Via Phil Plait
The Institute for Creation Research, which in 2007 moved from California to Texas, has been seeking accreditation in Texas to award a Master’s degree in science education. In 2008 the Texas Higher Education Coordination Board denied ICR’s request for accreditation, and ICR brought federal suit. The National Center for Science Education now reports that ICR’s request to temporarily award the degree while seeking permanent accreditation has been turned down by the court.
ICR’s graduate school is currently accredited by TRACS, the Transnational Association of Christian Colleges and Schools, which IIRC was originally founded by a group including Henry Morris, also the founder of ICR, to provide a cloak of faux respectability for institutions like ICR. As NCSE notes, TRACS
… requires candidate institutions to affirm a list of Biblical Foundations, including “the divine work of non-evolutionary creation including persons in God’s image.”
See here for more (pdf), especially pp20ff on “Biblical Foundations”. TRACS is not recognized by Texas as an accrediting agency.

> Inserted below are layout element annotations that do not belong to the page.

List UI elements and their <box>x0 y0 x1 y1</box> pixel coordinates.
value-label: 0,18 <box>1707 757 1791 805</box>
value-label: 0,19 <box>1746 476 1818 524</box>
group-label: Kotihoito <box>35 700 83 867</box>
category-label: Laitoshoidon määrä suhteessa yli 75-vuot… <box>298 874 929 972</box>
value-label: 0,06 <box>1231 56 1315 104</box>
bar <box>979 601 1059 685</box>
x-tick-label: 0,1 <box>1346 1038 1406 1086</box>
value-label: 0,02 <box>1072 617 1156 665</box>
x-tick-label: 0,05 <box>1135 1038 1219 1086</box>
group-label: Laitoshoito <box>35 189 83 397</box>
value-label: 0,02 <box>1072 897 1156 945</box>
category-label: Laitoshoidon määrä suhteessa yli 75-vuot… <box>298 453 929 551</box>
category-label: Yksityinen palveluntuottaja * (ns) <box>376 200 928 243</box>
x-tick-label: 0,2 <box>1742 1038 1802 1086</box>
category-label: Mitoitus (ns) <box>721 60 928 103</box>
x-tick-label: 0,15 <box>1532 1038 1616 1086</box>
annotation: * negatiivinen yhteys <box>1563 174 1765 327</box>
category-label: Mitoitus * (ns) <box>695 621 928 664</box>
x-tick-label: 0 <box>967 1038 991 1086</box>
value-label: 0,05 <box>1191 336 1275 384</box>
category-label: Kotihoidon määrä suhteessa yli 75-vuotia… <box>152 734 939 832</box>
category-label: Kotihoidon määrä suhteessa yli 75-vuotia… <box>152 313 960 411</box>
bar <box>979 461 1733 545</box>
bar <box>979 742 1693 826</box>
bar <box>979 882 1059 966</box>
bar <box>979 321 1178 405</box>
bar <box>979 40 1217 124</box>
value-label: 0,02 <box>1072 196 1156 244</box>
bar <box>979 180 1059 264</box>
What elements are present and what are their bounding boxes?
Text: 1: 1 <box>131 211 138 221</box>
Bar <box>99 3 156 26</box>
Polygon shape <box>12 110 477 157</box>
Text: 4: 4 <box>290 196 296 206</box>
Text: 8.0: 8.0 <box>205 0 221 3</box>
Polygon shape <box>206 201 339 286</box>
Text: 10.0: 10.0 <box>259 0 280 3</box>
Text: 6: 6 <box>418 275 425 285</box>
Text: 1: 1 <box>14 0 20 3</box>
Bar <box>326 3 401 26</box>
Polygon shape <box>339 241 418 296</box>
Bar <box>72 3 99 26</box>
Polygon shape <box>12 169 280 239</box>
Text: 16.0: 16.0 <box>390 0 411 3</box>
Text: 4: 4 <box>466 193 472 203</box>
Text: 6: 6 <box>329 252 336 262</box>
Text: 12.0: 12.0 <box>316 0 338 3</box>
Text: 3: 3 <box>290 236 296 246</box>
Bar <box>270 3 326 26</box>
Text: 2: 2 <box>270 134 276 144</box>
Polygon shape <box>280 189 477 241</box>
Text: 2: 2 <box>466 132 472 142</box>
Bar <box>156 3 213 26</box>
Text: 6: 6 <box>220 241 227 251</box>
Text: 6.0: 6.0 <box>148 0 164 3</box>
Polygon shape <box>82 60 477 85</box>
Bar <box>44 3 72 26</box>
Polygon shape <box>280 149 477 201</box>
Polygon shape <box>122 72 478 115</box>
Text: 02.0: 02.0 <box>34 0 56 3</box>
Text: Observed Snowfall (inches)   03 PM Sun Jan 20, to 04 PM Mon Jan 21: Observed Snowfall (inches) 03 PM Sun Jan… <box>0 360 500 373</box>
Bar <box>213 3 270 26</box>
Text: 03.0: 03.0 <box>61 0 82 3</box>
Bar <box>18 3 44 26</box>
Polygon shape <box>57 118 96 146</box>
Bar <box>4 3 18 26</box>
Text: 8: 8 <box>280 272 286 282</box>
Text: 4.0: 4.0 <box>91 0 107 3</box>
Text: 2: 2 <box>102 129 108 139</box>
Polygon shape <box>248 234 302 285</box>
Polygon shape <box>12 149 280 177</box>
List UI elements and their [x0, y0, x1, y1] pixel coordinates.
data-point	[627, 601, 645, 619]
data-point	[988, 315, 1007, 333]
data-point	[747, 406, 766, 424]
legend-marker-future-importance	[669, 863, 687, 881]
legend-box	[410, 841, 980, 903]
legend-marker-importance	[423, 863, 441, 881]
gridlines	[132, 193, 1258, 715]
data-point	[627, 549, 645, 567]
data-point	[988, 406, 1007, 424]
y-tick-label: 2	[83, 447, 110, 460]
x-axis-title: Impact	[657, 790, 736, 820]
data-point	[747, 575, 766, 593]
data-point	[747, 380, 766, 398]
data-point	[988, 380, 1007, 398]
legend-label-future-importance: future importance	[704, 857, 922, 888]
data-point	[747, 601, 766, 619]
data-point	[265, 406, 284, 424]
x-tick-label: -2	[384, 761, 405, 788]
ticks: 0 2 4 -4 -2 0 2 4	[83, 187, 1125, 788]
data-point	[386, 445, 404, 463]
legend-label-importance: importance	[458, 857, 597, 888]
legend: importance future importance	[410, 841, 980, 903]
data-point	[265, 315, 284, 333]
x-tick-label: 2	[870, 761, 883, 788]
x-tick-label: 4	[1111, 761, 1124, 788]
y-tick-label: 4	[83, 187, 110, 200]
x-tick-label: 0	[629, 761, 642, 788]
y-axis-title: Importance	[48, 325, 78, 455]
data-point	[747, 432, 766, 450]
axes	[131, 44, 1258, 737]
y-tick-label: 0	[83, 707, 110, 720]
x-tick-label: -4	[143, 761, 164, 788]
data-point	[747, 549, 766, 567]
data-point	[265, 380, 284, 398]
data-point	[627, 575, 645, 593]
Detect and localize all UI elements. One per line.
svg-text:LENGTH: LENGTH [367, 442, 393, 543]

In the ruling denying ICR temporary permission to award the degree, the court wrote
“It appears that although the Court has twice required Plaintiff to re-plead and set forth a short and plain statement of the relief requested, Plaintiff is entirely unable to file a complaint which is not overly verbose, disjointed, incoherent, maundering, and full of irrelevant information” (p. 12).
Kind of like most of their stuff, hm? It puts me in mind of R. Kelly Hamilton’s style in the Freshwater hearing: Toss everything into the pot and hope that something is edible.